We’re talking about the value of your property dropping. This might not be as dramatic as an “Act of God” but it can certainly impact on your bank balance.

Statistics drawn from the Australian Bureau of Statistics 2016 census show the percentage of home units, apartments and flats in any given suburb.

Those with a high level of rental properties are more vulnerable to financially cataclysmic events such as another global financial crisis or, closer to home, a change in negative gearing laws.

This is because when a property market is “saturated” with unit rentals, they are more likely to see a price drop when the economy changes for the worse.

At those times, owners and investors are more likely to dump their property on the market at the same time.

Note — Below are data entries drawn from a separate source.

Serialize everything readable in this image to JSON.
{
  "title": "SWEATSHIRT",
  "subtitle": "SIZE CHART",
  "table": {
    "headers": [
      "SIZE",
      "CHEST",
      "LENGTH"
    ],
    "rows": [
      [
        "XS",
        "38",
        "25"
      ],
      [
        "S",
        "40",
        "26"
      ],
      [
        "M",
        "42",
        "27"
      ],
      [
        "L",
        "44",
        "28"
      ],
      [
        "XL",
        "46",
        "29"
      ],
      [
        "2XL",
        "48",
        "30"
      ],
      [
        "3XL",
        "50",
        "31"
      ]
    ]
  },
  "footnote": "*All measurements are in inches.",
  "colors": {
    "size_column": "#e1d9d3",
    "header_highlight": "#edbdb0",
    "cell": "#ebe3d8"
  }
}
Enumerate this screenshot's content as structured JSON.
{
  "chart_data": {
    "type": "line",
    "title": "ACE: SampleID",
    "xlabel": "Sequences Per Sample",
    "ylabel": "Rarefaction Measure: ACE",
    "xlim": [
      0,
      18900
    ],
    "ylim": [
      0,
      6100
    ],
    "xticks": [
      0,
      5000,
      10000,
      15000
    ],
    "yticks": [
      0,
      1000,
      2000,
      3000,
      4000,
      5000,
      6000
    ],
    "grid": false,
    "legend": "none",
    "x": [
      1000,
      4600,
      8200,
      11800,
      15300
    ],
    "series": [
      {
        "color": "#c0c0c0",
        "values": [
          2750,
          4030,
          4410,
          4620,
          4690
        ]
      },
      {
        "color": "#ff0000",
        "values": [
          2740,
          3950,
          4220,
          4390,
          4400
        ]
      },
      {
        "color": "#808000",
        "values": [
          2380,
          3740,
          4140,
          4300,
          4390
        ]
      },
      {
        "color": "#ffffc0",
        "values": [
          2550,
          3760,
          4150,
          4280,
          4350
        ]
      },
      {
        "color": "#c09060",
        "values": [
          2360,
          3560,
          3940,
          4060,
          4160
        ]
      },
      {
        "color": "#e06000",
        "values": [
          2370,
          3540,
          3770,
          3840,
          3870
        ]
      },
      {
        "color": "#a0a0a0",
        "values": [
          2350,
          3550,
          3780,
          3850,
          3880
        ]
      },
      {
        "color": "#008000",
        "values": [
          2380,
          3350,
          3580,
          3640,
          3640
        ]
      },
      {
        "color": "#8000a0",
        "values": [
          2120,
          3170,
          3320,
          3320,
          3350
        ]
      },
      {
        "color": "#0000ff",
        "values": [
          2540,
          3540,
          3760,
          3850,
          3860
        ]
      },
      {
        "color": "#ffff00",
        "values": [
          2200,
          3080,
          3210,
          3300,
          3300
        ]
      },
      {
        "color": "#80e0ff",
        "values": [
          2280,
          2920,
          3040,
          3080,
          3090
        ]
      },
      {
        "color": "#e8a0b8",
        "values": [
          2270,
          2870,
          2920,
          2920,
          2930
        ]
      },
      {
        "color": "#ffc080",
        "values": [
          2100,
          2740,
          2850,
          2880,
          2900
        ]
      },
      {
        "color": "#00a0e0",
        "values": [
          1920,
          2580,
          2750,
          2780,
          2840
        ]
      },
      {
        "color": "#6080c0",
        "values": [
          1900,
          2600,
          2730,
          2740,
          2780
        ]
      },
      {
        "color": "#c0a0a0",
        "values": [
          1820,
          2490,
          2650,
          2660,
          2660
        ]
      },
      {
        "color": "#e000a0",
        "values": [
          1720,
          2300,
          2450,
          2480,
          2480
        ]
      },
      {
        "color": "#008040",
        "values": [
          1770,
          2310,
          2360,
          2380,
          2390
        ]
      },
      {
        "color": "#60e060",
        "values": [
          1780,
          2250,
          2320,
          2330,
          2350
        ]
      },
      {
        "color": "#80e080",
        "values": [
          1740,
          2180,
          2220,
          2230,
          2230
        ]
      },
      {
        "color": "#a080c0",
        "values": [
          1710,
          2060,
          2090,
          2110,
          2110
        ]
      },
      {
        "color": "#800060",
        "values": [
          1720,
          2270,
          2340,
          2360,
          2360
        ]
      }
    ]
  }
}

The 10 suburbs listed below – all in the eastern states which have seen the greatest property price rises – each have an astonishingly high percentage of unit rental properties.

Topping the list is Bowen Hills in inner Brisbane where a whopping 77 per cent of its housing stock is rented.

And the other suburbs are not far behind. What might be surprising is that most of these suburbs are in the city centres or in inner-city locations.

Traditionally, an owner or investor might think that such a location close to public transport with a full range of amenities at their door might guarantee a long-term price rise, or at the very least hold steady in its value.

But these figures reveal otherwise.

Anyone considering investing in Australian property should look at the number of unit rentals in a suburb as a gauge of how their property value might be impacted when times get tough.

The reality is that owners, as well as investors, can be impacted by higher volumes of housing stock, which places significant downward pressure on house prices.

Simply put, a seller’s market can turn into a buyer’s market.

In the US, the number of rentals in an area is a measured by “rental saturation”.

Investopedia says market saturation “arises when the volume of a product or service in a marketplace has been maximised in its current state”.

At the point of saturation, a company can only achieve further growth through new product improvements, by taking existing market share from competitors or through a rise in overall consumer demand.

In Australia, rental saturation is not commonly used as a metric when buying a property, but it should be – just as a buyer will check the median price and median rent charged in a suburb.

But the data is readily available and displayed on View.com.au, where the percentage of rentals, owned-outright and owned with a mortgage is presented against every property and sourced via ABS census data.

Very few experts saw the GFC of 2008 coming and the timing of the next one – if there is one – is anyone’s guess.

What we do know is that, in the 2008 GFC, the Australian suburbs which didn’t record a property price drop but held steady were those blue-chip suburbs where there was a high percentage of properties owned outright.

In the meantime we might see house values impacted by any changes to one of Australia’s favourite activities – negative gearing.

And negative gearing laws don’t even have to change; if there’s a sentiment that negative gearing might change, that might be enough for the market to “correct itself”.

Basically, that’s a polite way of saying that investors might start selling their rental properties if they think those tax breaks might be threatened.